PROBLEM LINK:
Author: Sunny Aggarwal
Tester: Pushkar Mishra
Editorialist: Florin Chirica
PROBLEM
You’re given a string containing only letters c h e and f. You have to answer queries asking how many words start in a given letter and end in other letter (necessarily different by first one) considering only positions from the string between two given numbers.
QUICK EXPLANATION
Let’s calculate ways[A][i] = in how many ways can we choose a word with beginning letter A, ending letter B and its ending position up to i. Also, let cnt[A][i] = how many letters A appear in the first i characters. This information is enough to answer queries in O(1): for two characters A and B and two positions i and j, the answer is ways[A][j] - ways[A]**[i - 1] - cntA * cntB, where cntA = number of characters equal to A from [1…i - 1] and cntB = number of characters equal to B from [i…j].
EXPLANATION
Number of letters is small
A first thing we should observe is the number of letters available is 4 (c h e and f). This low number of letters will help us to solve the problem with a simple and efficient solution.
The idea with having 4 letters is that we can precalculate something, then we can answer all queries in constant time.
Let’s inspect how queries can look like.

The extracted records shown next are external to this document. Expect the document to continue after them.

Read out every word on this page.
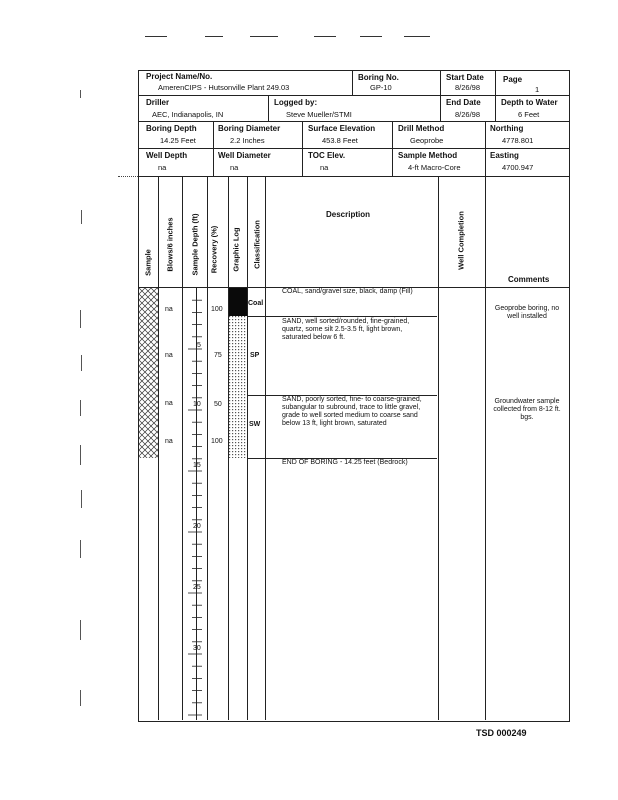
Project Name/No.
AmerenCIPS - Hutsonville Plant 249.03
Boring No.
GP-10
Start Date
8/26/98
Page
1
Driller
AEC, Indianapolis, IN
Logged by:
Steve Mueller/STMI
End Date
8/26/98
Depth to Water
6 Feet
Boring Depth
14.25 Feet
Boring Diameter
2.2 Inches
Surface Elevation
453.8 Feet
Drill Method
Geoprobe
Northing
4778.801
Well Depth
na
Well Diameter
na
TOC Elev.
na
Sample Method
4-ft Macro-Core
Easting
4700.947
Sample Blows/6 inches Sample Depth (ft) Recovery (%) Graphic Log Classification
Description	Well Completion
Comments
na
na
na
na
5
10
15
20
25
30
100
75
50
100
Coal
SP
SW
COAL, sand/gravel size, black, damp (Fill)
SAND, well sorted/rounded, fine-grained, quartz, some silt 2.5-3.5 ft, light brown, saturated below 6 ft.
SAND, poorly sorted, fine- to coarse-grained, subangular to subround, trace to little gravel, grade to well sorted medium to coarse sand below 13 ft, light brown, saturated
END OF BORING - 14.25 feet (Bedrock)
Geoprobe boring, no well installed
Groundwater sample collected from 8-12 ft. bgs.
TSD 000249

We start by looking how beginning and ending of a good substring can look like. There are only 12 possibilities.
- (start) c (end) h
- (start) c (end) e
- (start) c (end) f
- (start) h (end) c
- (start) h (end) e
- (start) h (end) f
- (start) e (end) c
- (start) e (end) h
- (start) e (end) f
- (start) f (end) c
- (start) f (end) h
- (start) f (end) e
Since there are only 12 possibilities, we can iterate over them and store something for each configuration. For a configuration, what we computed should be enough to solve all queries that correspond to that configuration.
For a fixed start and end letter
By now we can assume that our start and end letters are fixed (using the iteration). Let’s denote by A the start letter and by B the end letter.
What we need to do is to answer queries: for a subarray [i…j], how many indices i’, j’ exist, such as array[i’] = A and array[j’] = B, with i <= i’ <= j’ <= j.
The trick here is to solve an easier problem firstly: suppose we only had to count pairs (i’, j’) such as i’ <= j’ <= j (we erased i condition). Now the task can be solved by a simple precalculation.
Let ways[A]**[i] = number of ways to choose i’ <= j’ <= i such as array[i’] = A and array[j’] = B. We have two choices for j’.
Choice #1: Let j’ < i. All pairs (i’, j’) such as j’ < i are already calculated in ways[A]**[i - 1], so we can simply add this number and treat all case.
Choice #2: Let j’ = i. Obviously, for this to happen we’re forced to have array[i] = B. What’s left is to find positions i’ such as array[i’] = A and i’ < i. This is easily done by keeping a partial sum for each letter, something like sum[let][i] = how many times does letter let appear in positions [1…i].
Hence, the answer is in ways[A]**[j].
Now let’s consider full restrictions. In reality we have i <= i’ <= j’ <= j. Let’s see what elements are counted above, but should not be counted.
There are two cases
Case #1: i’ < j’ < i <= j
Case #2: i’ < i < j’ <= j
We have to erase from our result the results for those cases.
Case #1 is simple to calculate, as its answer is simply ways[A]**[i - 1].
Case #2 basically asks us to find a letter A in range [1…i - 1] and a letter B in range [i…j]. Let cntA the number of letters A in range [1…i-1] and cntB the number of letters B in range [i…j]. The answer is simply cntA * cntB. The values of cntA and cntB can be calculated by partial sums.
Time Complexity
The computation of ways takes O(n) time (with constant 12). Also, partial sums also take O(n) time. Then, a query is answered in O(1) as stated above.